I’m Gonna Say It Now: The Writings of Phil Ochs

Backbeat: Rowman & Littlefield. Dec. 2020. 280p. ed. by ed. by David Cohen. ISBN 9781493051472. $27.95. MUSIC
Singer-songwriter Ochs (1940–76), whose protest songs addressed civil rights, war, capital punishment, and police brutality, was once seen as a legitimate rival to Bob Dylan. Cohen (Phil Ochs: A Bio-Bibliography) gathers a wide-ranging collection of Ochs’s writings, including contributions to student publications at the Staunton Military Academy and Ohio State University; reviews in Broadside, Sing-Out, and other popular music journals; and articles in alternative press outlets such as the Village Voice and the Los Angeles Free Press. Ochs’s political pieces often deal with the same issues found in his protest songs. Cohen organizes the material under several rubrics, chronologically, geographically, and by genre.
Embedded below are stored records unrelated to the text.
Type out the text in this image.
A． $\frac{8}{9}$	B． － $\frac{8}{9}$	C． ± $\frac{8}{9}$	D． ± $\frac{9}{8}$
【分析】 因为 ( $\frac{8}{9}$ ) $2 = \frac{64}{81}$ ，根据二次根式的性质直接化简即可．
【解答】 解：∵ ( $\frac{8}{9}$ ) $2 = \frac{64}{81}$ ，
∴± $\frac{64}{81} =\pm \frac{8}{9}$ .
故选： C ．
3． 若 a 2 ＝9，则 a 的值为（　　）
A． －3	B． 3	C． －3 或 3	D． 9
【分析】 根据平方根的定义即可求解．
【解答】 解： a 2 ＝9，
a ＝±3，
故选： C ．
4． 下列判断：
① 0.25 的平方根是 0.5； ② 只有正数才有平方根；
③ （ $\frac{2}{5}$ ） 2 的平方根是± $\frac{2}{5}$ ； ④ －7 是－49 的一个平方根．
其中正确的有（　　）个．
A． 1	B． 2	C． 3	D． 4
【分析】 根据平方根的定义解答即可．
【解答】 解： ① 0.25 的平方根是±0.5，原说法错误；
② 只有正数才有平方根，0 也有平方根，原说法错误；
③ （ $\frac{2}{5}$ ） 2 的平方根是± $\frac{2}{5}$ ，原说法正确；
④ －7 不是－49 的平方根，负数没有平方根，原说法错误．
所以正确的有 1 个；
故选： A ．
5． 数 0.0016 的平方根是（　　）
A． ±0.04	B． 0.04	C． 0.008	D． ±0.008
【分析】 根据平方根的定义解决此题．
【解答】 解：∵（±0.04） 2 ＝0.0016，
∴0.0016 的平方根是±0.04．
One group of articles documents the exciting history of the 1960s New York folk scene, with portraits of emerging new talents, including Hamilton Camp, David Blue, Eric Andersen, and Buffy Sainte Marie; another, devoted to Ochs’s writings in Los Angeles, contains liner notes for several albums, some satire, and film-related articles, including “Requiem for a Dragon Departed,” an intriguing obituary on Bruce Lee. The poetry section features 22 poems, most unpublished heretofore.
VERDICT Ochs’s work remains relevant today, and this book will appeal to his loyal fans and to readers interested in folk music’s role in promoting justice.